Pritzker took office in January after a tumultuous four years in which Republicans' and Democrats' locked horns prompted a two-year budget standoff that meant continued spending for court-ordered expenses and slashed support for higher education, social services and more.
A $15 billion pile of past-due bills was substantially reduced only by taking on more debt through borrowing and still stands at $6.6 billion , to say nothing of the Damocles' sword of long-term debt exemplified by the $137 billion the state owes to its five pension systems.
Implementing a graduated income-tax structure, Pritzker promises, would generate $3 billion extra annually by taxing wealthier filers whose financial intake is increasing faster than lower-income earners. But that would require voter approval and couldn't take effect until 2021 .
In the interim, he proposed new or increased taxes and loophole closings to produce $1.12 billion , the biggest of which would be by legalizing recreational marijuana use and sports betting. Legislation is moving, albeit slowly, in both areas.

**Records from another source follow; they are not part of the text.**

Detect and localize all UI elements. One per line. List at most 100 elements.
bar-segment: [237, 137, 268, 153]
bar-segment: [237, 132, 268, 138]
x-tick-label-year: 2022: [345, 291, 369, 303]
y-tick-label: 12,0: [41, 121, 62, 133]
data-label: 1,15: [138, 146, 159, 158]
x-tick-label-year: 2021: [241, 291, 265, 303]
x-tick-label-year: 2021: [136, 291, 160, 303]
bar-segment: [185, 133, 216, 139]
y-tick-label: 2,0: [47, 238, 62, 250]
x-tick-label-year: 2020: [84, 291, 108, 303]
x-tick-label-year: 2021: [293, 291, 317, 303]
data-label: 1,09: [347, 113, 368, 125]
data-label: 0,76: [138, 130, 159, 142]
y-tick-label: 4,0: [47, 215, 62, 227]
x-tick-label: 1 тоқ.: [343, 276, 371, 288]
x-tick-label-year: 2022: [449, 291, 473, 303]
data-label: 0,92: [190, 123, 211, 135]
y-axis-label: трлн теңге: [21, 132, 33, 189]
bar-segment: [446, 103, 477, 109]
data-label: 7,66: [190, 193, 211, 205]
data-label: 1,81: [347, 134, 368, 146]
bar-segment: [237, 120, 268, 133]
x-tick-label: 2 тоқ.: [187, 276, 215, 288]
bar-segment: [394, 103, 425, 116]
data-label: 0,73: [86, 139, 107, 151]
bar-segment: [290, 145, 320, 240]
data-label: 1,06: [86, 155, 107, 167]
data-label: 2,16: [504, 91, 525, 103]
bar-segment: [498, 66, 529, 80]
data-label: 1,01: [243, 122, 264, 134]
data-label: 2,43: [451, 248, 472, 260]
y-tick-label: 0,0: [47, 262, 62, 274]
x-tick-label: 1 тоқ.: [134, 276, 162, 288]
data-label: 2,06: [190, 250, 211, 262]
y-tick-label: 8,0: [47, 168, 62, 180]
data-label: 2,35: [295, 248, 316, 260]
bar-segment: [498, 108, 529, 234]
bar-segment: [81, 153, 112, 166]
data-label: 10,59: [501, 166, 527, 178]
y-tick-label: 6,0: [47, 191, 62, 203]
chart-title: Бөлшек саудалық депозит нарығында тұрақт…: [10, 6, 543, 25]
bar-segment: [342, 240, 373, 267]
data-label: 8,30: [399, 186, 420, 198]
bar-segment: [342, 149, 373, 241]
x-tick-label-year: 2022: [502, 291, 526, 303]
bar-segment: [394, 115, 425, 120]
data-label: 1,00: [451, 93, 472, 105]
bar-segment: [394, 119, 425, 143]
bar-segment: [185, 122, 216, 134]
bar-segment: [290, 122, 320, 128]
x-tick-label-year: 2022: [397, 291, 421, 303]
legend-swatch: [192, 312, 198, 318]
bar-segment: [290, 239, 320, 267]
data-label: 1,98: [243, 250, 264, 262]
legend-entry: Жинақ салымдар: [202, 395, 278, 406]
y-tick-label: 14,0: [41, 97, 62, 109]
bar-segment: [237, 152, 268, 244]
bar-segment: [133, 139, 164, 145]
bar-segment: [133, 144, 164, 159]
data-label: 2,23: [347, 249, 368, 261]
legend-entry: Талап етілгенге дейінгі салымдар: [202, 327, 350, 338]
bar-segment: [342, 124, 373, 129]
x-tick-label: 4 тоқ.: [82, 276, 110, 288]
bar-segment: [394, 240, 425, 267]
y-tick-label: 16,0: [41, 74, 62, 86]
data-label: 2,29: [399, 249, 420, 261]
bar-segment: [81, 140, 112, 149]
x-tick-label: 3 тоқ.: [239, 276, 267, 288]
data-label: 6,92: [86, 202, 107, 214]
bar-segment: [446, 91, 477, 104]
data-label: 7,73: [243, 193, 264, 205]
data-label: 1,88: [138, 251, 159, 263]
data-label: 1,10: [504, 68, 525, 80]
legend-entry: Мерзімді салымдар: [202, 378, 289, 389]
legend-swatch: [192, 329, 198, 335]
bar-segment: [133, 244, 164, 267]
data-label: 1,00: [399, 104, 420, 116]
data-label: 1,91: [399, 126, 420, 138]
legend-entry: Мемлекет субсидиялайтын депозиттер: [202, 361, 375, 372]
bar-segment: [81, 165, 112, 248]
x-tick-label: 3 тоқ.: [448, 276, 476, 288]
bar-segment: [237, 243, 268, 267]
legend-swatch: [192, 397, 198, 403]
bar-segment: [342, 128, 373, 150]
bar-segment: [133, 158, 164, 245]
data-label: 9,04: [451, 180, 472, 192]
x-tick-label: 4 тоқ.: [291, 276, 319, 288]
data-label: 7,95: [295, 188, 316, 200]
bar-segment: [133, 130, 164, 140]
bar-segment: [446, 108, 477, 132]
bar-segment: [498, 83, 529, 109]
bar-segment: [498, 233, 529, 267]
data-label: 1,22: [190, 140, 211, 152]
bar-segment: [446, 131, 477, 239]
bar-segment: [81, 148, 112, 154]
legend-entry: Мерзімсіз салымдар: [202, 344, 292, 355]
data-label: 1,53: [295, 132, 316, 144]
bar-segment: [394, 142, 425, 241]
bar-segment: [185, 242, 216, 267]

In others, such as a tax on plastic grocery bags or the retailers' sales-tax discount, there's not much action. And still others, such as new taxes on video gambling and taxes on managed-care organizations, will likely be part of negotiations for a full-year budget, which lawmakers are aiming to conclude before their May 31 scheduled adjournment.
Through a letter from budget aides , Pritzker told lawmakers last week that he intended to use the April windfall to help cover the expected $1.6 billion debt in the current budget.
The administration considers "several of the growth factors as likely one-time sources," said the letter from Revenue Director Davis Harris and Budget Director Alexis Sturm. "These sources include the stock market's performance and taxpayers' adjustments in their withholdings because of the new federal tax law. These factors have limited the growth that can be expected."
An $800 million revenue increase for the budget that begins July 1, projected by the Legislature's bipartisan forecasting arm in March, should be put toward the state's required $9 billion pension contribution, the letter said. That would allow Pritzker to dump one contentious idea to lighten the pension load by borrowing, selling state assets and stretching the long-term payoff by seven years. Critics maligned it as a "pension holiday," a term that conjures the decades-old practice of skipping pension payments which put the state in the hole it's in today.
Those realities inspired Democrats' ridicule of House Republicans' suggestion.
"Manna from heaven will get us out of the desert, but it will not feed us for years to come," said assistant Democratic Senate Leader Don Harmon of Oak Park.
Such reproach oversimplified the GOP's point. They emphasized that the extra money in April and projected for next year meant that, along with responsible cuts, the state could balance the books without more taxes. Deputy House Republican Leader Tom Demmer of Dixon said legislative working groups had done just that even before news of the April surprise.
"While the work has been difficult, and while there's been some pain, while there's been some strife in those committees, most committees were able to come to a point where we had balanced proposals without including any of the governor's tax increases," Demmer said.
Agreed, House Majority Leader Greg Harris said — but the resulting cuts to education, child care, senior services and cancer screenings "should be distasteful to every single person in Illinois."
"None of these things anyone here wants to see," the Chicago Democrat told The Associated Press. "But if we're going to live within the means we have, the available revenue, that's what it would take. So should some of these other (tax) measures pass, we can build up from that."